Wednesday, November 3, 2010

Translating the Treatment Plans

The condition reports on our family collection items were a bit scary.  The artwork, period photos, and letters from the June and Art collection were—to varying degrees—soiled, discolored, stained, warped, rippled, and torn.

But these are problems with solutions, and the solutions are provided in the treatment plan sections.  As with the condition report, the language of the treatment plan is highly technical.  I’ll hazard a few interpretations here, pulled from the many steps involved in each treatment:

From the treatment plan for a love letter:
-- Test the support and media for stability and sensitivity prior to treatment.
The support is the paper.  The media is the ink.  So this is a test to make absolutely sure that the ink isn’t going to dissolve and spread when exposed to any water or chemicals involved in the proposed treatment.  The conservators will cautiously test first before starting the treatment.  I appreciate the caution!

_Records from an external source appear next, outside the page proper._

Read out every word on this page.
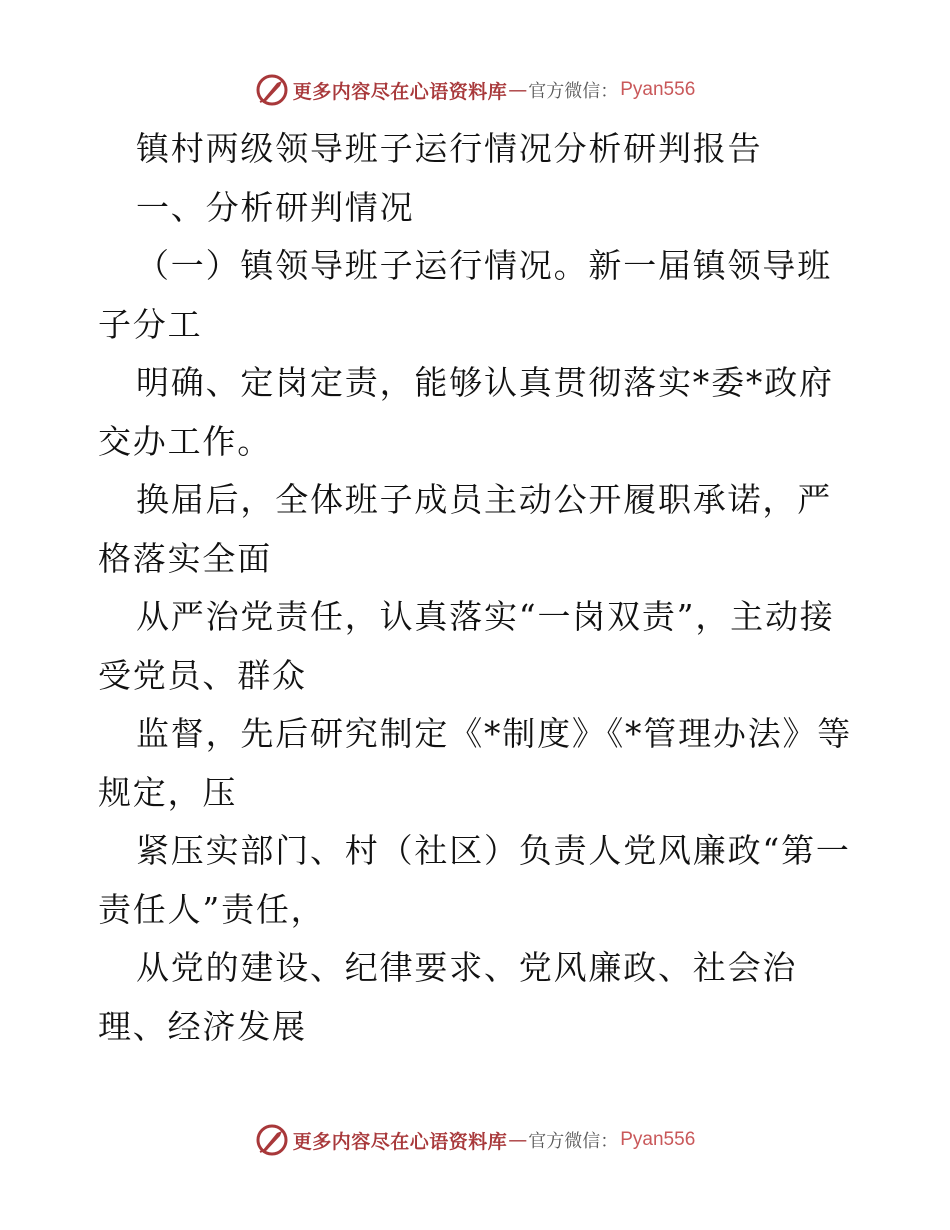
更多内容尽在心语资料库 — 官方微信： Pyan556

镇村两级领导班子运行情况分析研判报告

一、分析研判情况

（一）镇领导班子运行情况。新一届镇领导班子分工

明确、定岗定责，能够认真贯彻落实*委*政府交办工作。

换届后，全体班子成员主动公开履职承诺，严格落实全面

从严治党责任，认真落实“一岗双责”，主动接受党员、群众

监督，先后研究制定《*制度》《*管理办法》等规定，压

紧压实部门、村（社区）负责人党风廉政“第一责任人”责任，

从党的建设、纪律要求、党风廉政、社会治理、经济发展

更多内容尽在心语资料库 — 官方微信： Pyan556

Art Price with monkey on his shoulder.
 From the treatment plan for a photograph:
-- Consolidate lifting edges and areas of cracking emulsion with a gelatin solution.
-- Mend the tears and re-attach fragments with wheat starch paste and mulberry paper.
This poor beat-up photograph is obviously in need of some loving care.  The picture is cracking up and there are tears breaking the image into fragmentary pieces.  While gelatin, wheat starch, and mulberry may sound like the ingredients of a snack food, these are important tools found in the arsenals of all paper conservators.  Mulberry paper is a particular favorite among conservators—it's strong and lightweight.   Wheat starch paste does the job of scotch tape, attaching one thing to another but without the inevitable long-term damage of the tape.

Fabric textures by
June Anderson.
From the treatment plan for a drawing of fabric textures by June:
-- Realign tears and mend from the verso with wheat starch paste and narrow, torn strips of Japanese paper.
The verso is the back of the paper, so the conservator is flipping the piece over and lining up the pieces like puzzle.  The Japanese paper has extra long fibers that hold everything together for a strong repair, plus it doesn’t discolor.  Only the best for our family artwork!

© 2010 Lee Price

1 comment:

  1. Thank you for describing so accurately the treatment conservators will perform on your mother's love letter and father's photograph. It makes me feel happy.

    Wonderful Blog, congratulations!